The weight of oranges growing in an orchard is normally distributed with a mean weight of 7.5 oz. and a standard deviation of 0.5 oz. What percentage of the oranges from the orchard weigh between 8 oz. and 9 oz., to the nearest tenth?
To find the percentage of oranges that weigh between 8 oz. and 9 oz., we need to calculate the z-scores for both weights and then look up the corresponding probabilities in the standard normal distribution table.

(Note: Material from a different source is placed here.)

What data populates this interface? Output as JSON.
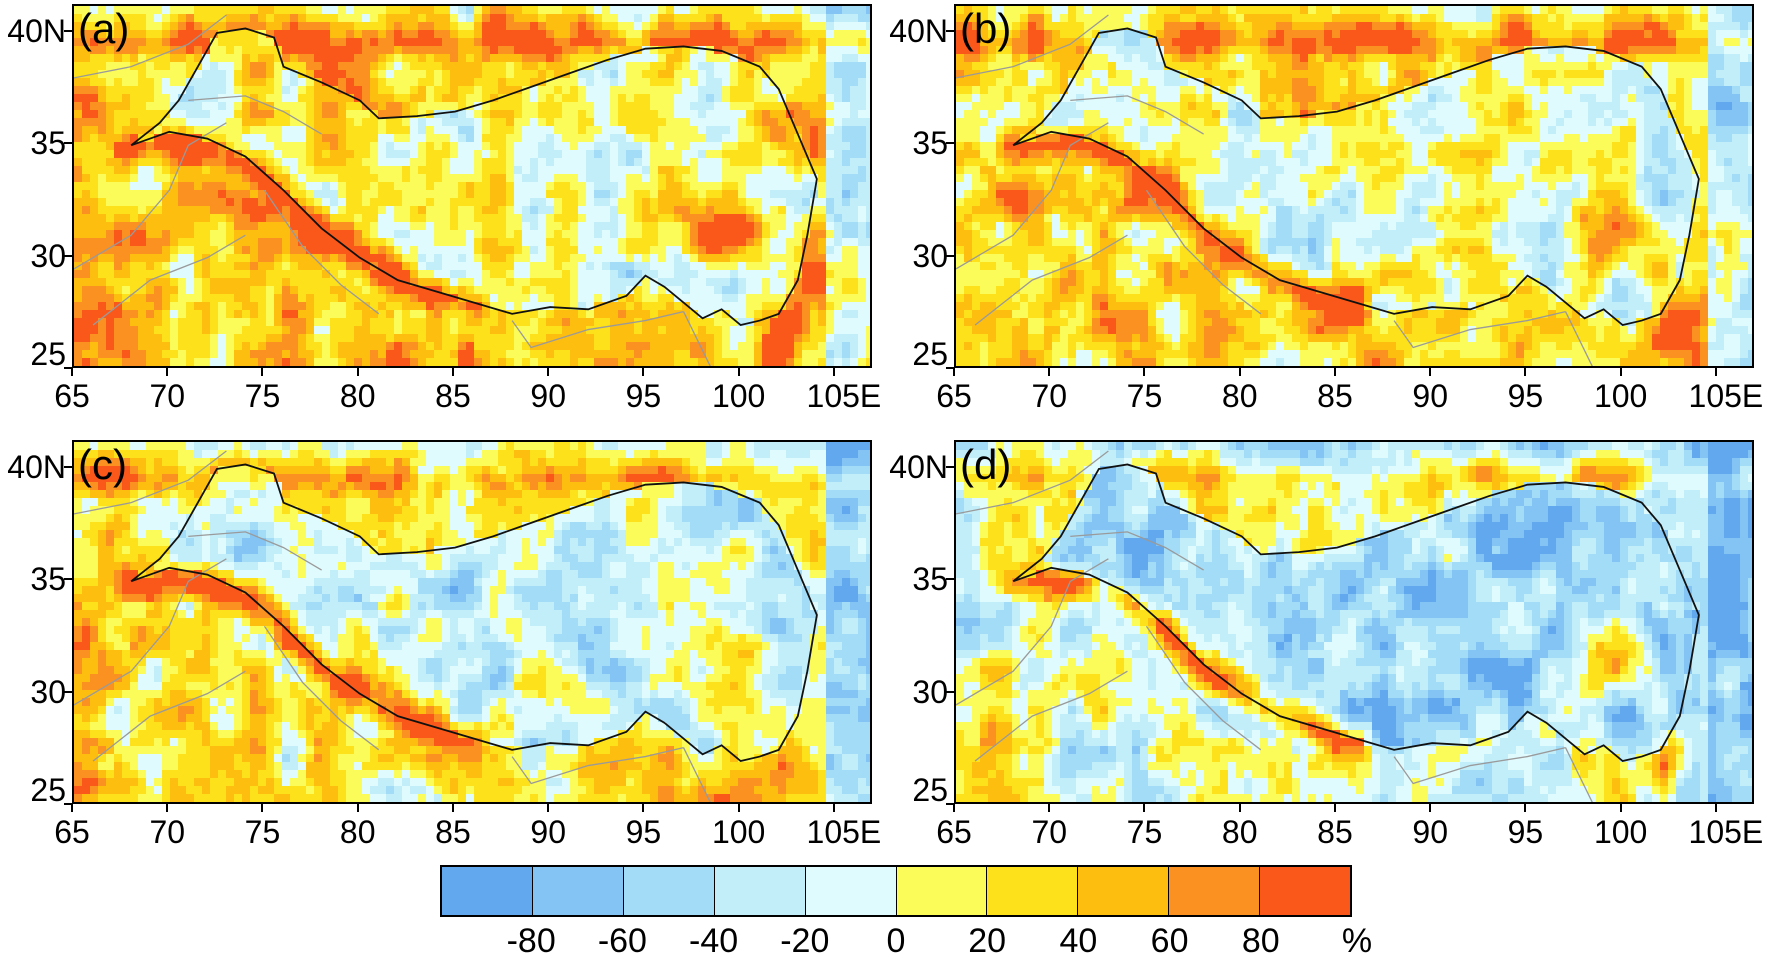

First, calculate the z-score for 8 oz:
\[z = \frac{X - \mu}{\sigma} = \frac{8 - 7.5}{0.5} = 1\]
Next, calculate the z-score for 9 oz:
\[z = \frac{X - \mu}{\sigma} = \frac{9 - 7.5}{0.5} = 3\]
Using the standard normal distribution table, we find that the probability of a z-score of 1 is approximately 0.8413 and the probability of a z-score of 3 is approximately 0.9987.
To find the percentage of oranges that weigh between 8 oz. and 9 oz., we need to subtract the probability of a z-score of 8 oz. from the probability of a z-score of 9 oz:
\[0.9987 - 0.8413 = 0.1574\]
Therefore, approximately 15.7% of the oranges from the orchard weigh between 8 oz. and 9 oz.